By Michael S. Derby
(Reuters) — Americans are increasingly getting shot down when they seek out loans, new data from the New York Fed, released Monday, said.
The bank reported that in June, across a number of fronts, credit was the hardest to get in years, with fewer people seeking out loans, at least for now. The report’s findings were compiled as part of the New York Fed’s monthly Survey of Consumer Expectations, with respondents polled every four months about credit access issues.
The bank said that the overall rejection rate for credit applicants rose to its highest level since June 2018, and stood at 21.8%, from 17.3% in February. The bank noted the rise in the rejection rate “was broad-based across age groups and highest among those with credit scores below 680.”
The survey also found that rejection rates for auto loans hit the highest level for a data series that goes back to 2013 and stood at 14.2%, from 9.1% in February. Rejection rates for credit cards, credit limit increases also gained ground.
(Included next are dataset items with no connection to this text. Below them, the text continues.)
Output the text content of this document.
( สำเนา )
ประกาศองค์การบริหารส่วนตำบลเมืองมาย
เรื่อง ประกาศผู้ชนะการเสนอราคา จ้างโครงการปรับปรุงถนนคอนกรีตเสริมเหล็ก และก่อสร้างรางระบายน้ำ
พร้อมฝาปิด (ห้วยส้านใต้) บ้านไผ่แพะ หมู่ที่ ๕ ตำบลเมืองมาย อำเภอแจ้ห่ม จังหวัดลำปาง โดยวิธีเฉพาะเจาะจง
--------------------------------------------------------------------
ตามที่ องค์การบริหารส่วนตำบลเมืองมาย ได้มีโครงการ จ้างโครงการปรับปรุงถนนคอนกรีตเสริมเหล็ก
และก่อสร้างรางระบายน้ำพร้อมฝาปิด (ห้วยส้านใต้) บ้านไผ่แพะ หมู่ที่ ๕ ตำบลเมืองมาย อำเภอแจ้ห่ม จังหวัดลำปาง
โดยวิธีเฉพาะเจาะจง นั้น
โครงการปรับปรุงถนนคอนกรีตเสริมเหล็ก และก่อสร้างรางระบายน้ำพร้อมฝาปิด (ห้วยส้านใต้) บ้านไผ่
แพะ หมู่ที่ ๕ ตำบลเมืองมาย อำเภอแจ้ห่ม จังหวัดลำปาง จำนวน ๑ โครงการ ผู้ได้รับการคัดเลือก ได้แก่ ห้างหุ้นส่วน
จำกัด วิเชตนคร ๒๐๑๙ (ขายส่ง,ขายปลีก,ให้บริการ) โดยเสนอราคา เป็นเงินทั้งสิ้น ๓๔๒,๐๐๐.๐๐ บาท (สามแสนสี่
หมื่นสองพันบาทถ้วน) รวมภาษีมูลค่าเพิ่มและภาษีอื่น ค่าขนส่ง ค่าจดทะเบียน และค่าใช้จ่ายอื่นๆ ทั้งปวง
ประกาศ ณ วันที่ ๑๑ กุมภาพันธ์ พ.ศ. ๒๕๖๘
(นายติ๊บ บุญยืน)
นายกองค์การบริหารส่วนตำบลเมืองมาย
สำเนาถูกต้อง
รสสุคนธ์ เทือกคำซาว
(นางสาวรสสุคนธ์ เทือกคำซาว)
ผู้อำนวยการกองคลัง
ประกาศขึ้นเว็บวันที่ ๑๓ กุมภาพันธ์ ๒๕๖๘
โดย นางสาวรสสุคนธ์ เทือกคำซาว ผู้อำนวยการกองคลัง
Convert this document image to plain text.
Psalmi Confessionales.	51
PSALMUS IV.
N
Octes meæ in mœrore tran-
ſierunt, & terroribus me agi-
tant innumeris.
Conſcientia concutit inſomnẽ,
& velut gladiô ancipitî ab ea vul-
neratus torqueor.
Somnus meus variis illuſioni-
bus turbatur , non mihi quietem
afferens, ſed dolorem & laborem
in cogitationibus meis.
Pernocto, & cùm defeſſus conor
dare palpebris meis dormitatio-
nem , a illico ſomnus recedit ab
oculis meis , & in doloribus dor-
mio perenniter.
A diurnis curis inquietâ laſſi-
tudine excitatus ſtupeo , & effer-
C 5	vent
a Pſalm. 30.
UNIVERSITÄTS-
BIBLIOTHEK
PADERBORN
The rejection rate for mortgages stood at 13.2% in June from 10% in February, while the rejection rate for mortgage refinancing jumped to 20.8% last month, from 16.3% in the prior survey.
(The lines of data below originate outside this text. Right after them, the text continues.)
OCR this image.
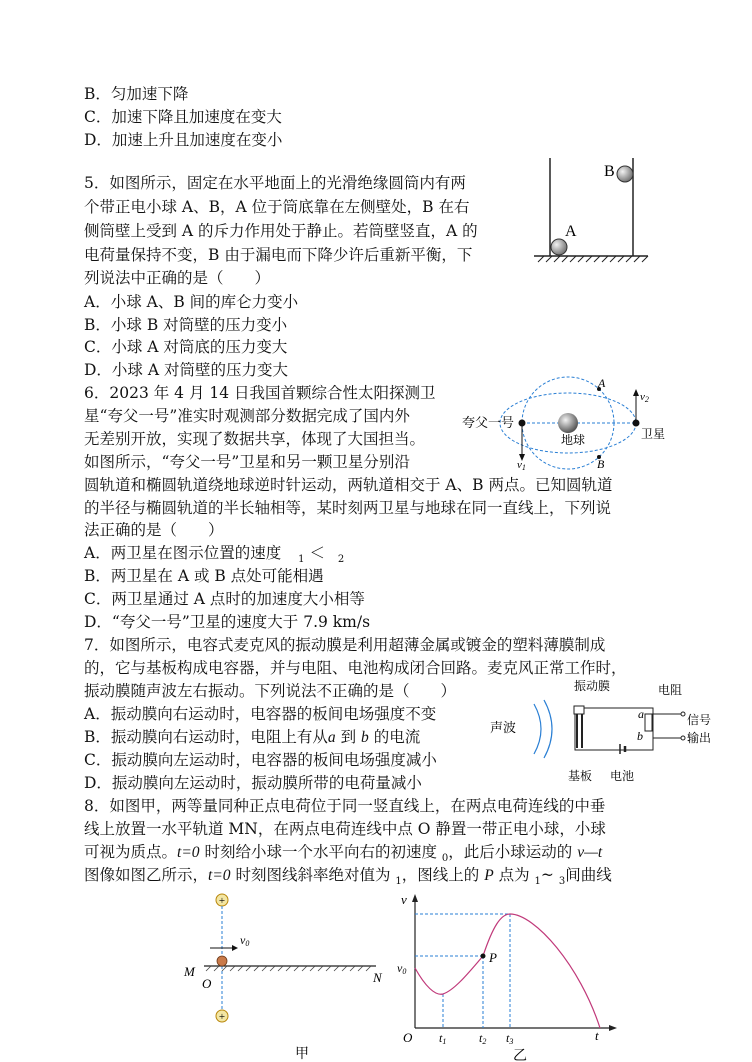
B．匀加速下降
C．加速下降且加速度在变大
D．加速上升且加速度在变小
5．如图所示，固定在水平地面上的光滑绝缘圆筒内有两
个带正电小球 A、B，A 位于筒底靠在左侧壁处，B 在右
侧筒壁上受到 A 的斥力作用处于静止。若筒壁竖直，A 的
电荷量保持不变，B 由于漏电而下降少许后重新平衡，下
列说法中正确的是（　　）
A．小球 A、B 间的库仑力变小
B．小球 B 对筒壁的压力变小
C．小球 A 对筒底的压力变大
D．小球 A 对筒壁的压力变大
6．2023 年 4 月 14 日我国首颗综合性太阳探测卫
星“夸父一号”准实时观测部分数据完成了国内外
无差别开放，实现了数据共享，体现了大国担当。
如图所示，“夸父一号”卫星和另一颗卫星分别沿
圆轨道和椭圆轨道绕地球逆时针运动，两轨道相交于 A、B 两点。已知圆轨道
的半径与椭圆轨道的半长轴相等，某时刻两卫星与地球在同一直线上，下列说
法正确的是（　　）
A．两卫星在图示位置的速度 $_1$ ＜ $_2$
B．两卫星在 A 或 B 点处可能相遇
C．两卫星通过 A 点时的加速度大小相等
D．“夸父一号”卫星的速度大于 7.9 km/s
7．如图所示，电容式麦克风的振动膜是利用超薄金属或镀金的塑料薄膜制成
的，它与基板构成电容器，并与电阻、电池构成闭合回路。麦克风正常工作时，
振动膜随声波左右振动。下列说法不正确的是（　　）
A．振动膜向右运动时，电容器的板间电场强度不变
B．振动膜向右运动时，电阻上有从a 到 b 的电流
C．振动膜向左运动时，电容器的板间电场强度减小
D．振动膜向左运动时，振动膜所带的电荷量减小
8．如图甲，两等量同种正点电荷位于同一竖直线上，在两点电荷连线的中垂
线上放置一水平轨道 MN，在两点电荷连线中点 O 静置一带正电小球，小球
可视为质点。t=0 时刻给小球一个水平向右的初速度 $_0$，此后小球运动的 v—t
图像如图乙所示，t=0 时刻图线斜率绝对值为 $_1$，图线上的 P 点为 $_1$~ $_3$间曲线
B
A
夸父一号
地球	卫星
A
B
v1
v2
声波
振动膜	电阻
信号
输出
a
b
基板 电池
+
+
v0
M
O	N
甲
v
v0
P
O	t
t1	t2 t3
乙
The survey found that what it called the average probability that a loan will be rejected «sharply» surged to record levels for auto loans, credit cards, credit limit increases and housing related credit.
The survey found a modest pullback in those seeking loans, to 40.3% of respondents in June—that’s the lowest level since October 2020--from February’s 40.9%. But it noted that respondents who plan to apply for credit over the next year ticked up a touch to 26.4% of respondents, from February’s 26.1%.